The nurse finds documentation in the 4-hour-old newborn’s medical record that states,“Clamping of the umbilical cord was delayed until cord pulsations ceased.” When assessing and collecting additional information about the newborn,what effect should the nurse find as a result of the delayed cord clamping?
- A. More rapid expulsion of meconium by the newborn
- B. Increased level of newborn alertness after birth
- C. An increase in the newborn’s initial temperature
- D. An increase in the newborn’s hemoglobin and hematocrit
Correct Answer: D
Rationale: Newborn Hgb and Hct values will be higher when placental transfusion accomplished through delayed cord clamping occurs at birth. Blood volume increases by up to 50% with delayed cord clamping. Meconium passage alertness and temperature are not affected by delayed clamping.

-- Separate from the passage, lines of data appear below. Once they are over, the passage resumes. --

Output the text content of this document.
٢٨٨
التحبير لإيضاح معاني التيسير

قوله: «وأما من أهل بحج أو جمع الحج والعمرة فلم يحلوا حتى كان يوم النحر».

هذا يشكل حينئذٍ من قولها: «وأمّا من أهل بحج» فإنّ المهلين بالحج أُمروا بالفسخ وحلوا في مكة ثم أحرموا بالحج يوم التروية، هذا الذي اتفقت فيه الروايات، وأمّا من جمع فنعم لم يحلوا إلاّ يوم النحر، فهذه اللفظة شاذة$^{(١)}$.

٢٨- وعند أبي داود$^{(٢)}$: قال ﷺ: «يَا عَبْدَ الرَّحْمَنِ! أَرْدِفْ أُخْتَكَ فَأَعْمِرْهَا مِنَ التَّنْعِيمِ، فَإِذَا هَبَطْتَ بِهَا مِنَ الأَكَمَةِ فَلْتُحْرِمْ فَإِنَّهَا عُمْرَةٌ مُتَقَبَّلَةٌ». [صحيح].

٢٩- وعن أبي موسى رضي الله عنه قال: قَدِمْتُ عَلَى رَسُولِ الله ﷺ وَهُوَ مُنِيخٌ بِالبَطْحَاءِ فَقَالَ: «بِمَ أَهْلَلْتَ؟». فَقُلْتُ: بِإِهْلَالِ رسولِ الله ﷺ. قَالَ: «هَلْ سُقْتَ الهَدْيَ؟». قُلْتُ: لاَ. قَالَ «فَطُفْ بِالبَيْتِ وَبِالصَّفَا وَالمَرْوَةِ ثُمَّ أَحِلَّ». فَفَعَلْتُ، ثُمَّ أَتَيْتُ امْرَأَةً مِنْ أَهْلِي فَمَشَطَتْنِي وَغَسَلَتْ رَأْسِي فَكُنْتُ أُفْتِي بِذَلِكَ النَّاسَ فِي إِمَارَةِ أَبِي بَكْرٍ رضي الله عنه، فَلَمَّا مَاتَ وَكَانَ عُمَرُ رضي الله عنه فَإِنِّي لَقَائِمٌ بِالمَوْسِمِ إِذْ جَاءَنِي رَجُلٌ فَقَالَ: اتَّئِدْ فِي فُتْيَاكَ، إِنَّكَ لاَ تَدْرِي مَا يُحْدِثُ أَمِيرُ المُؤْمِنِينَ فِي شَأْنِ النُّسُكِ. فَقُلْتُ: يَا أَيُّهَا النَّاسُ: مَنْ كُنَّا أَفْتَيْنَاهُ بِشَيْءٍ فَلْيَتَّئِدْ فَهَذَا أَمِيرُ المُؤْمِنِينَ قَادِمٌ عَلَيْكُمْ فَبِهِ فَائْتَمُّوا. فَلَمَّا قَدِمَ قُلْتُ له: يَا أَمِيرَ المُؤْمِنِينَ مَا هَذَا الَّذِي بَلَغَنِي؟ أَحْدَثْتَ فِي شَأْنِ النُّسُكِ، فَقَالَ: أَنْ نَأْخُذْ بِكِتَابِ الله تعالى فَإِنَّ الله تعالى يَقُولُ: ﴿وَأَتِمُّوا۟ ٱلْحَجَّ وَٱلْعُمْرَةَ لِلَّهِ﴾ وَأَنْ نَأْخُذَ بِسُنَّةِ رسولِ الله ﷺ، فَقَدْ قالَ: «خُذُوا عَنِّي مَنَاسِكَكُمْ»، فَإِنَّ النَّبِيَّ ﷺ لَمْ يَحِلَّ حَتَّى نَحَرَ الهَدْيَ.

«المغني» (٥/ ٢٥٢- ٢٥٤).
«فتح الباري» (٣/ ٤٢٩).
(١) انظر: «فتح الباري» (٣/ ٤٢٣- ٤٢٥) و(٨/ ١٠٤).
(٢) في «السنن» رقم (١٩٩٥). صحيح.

The nurse is discharging the 3-day-old term newborn with a right-sided cephalohematoma. The nurse should instruct the parents to observe their infant closely over the next week for the development of which problem associated with the cephalohematoma?
- A. Jaundice
- B. Difficulty feeding
- C. Pale extremities
- D. Bulging on the right side of the head with crying
Correct Answer: A
Rationale: Cephalohematoma resolution causes RBC hemolysis leading to jaundice. It doesn’t affect feeding cause paleness or bulge with crying.

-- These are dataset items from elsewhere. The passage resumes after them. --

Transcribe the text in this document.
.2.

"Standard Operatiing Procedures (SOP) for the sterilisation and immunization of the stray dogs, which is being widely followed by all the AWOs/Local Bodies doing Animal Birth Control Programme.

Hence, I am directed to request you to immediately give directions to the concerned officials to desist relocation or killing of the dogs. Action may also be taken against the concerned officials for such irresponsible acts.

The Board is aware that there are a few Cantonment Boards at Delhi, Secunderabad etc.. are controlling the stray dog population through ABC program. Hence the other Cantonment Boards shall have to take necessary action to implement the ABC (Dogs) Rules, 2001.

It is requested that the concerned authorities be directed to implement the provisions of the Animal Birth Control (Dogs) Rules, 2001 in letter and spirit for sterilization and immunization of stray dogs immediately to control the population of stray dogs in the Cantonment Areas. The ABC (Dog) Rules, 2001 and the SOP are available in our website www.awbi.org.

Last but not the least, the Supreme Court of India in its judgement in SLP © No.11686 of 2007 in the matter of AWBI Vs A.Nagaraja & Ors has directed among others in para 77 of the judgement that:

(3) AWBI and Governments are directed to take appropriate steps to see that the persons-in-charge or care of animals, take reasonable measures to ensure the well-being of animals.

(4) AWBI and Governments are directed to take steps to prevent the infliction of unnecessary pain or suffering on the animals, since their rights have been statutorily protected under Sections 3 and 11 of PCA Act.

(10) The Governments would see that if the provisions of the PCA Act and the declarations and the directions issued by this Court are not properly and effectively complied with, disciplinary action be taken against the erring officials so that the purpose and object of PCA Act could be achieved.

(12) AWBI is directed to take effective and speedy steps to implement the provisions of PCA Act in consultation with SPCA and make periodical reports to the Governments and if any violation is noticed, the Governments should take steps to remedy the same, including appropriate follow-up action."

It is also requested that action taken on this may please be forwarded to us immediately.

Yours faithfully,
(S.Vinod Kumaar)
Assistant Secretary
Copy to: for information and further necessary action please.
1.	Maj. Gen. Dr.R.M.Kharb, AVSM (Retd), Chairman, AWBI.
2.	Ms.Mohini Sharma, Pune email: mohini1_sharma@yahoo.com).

The nurse and student nurse are caring for the postpartum client who delivered a term newborn 24 hours previously. The nurse recognizes that the student needs more information on newborn nutrition when making which statement?
- A. About half of the baby’s calorie needs are met by the fat in breast milk or formula.
- B. Lactose is the primary source of carbohydrates in breast milk and formula.
- C. Calcium supplements are not needed for the newborn regardless of the feeding method.
- D. Supplemental water should be given to all infants daily,regardless of feeding method.
Correct Answer: D
Rationale: Breast milk and formula (~90% water) meet infant water needs. Supplemental water risks hyponatremia. Fat (~50% calories) lactose and adequate calcium are correct.
Which instruction should the nurse include when teaching the parents about the administration of oral penicillin to their child?
- A. Give the medication with a full glass of orange juice.
- B. Give the medication after a large meal.
- C. Continue the medication even if the child develops a rash.
- D. Continue the medication for the full course of therapy.
Correct Answer: D
Rationale: Completing the full course of penicillin therapy eradicates the infection and prevents recurrence or resistance, especially for streptococcal infections.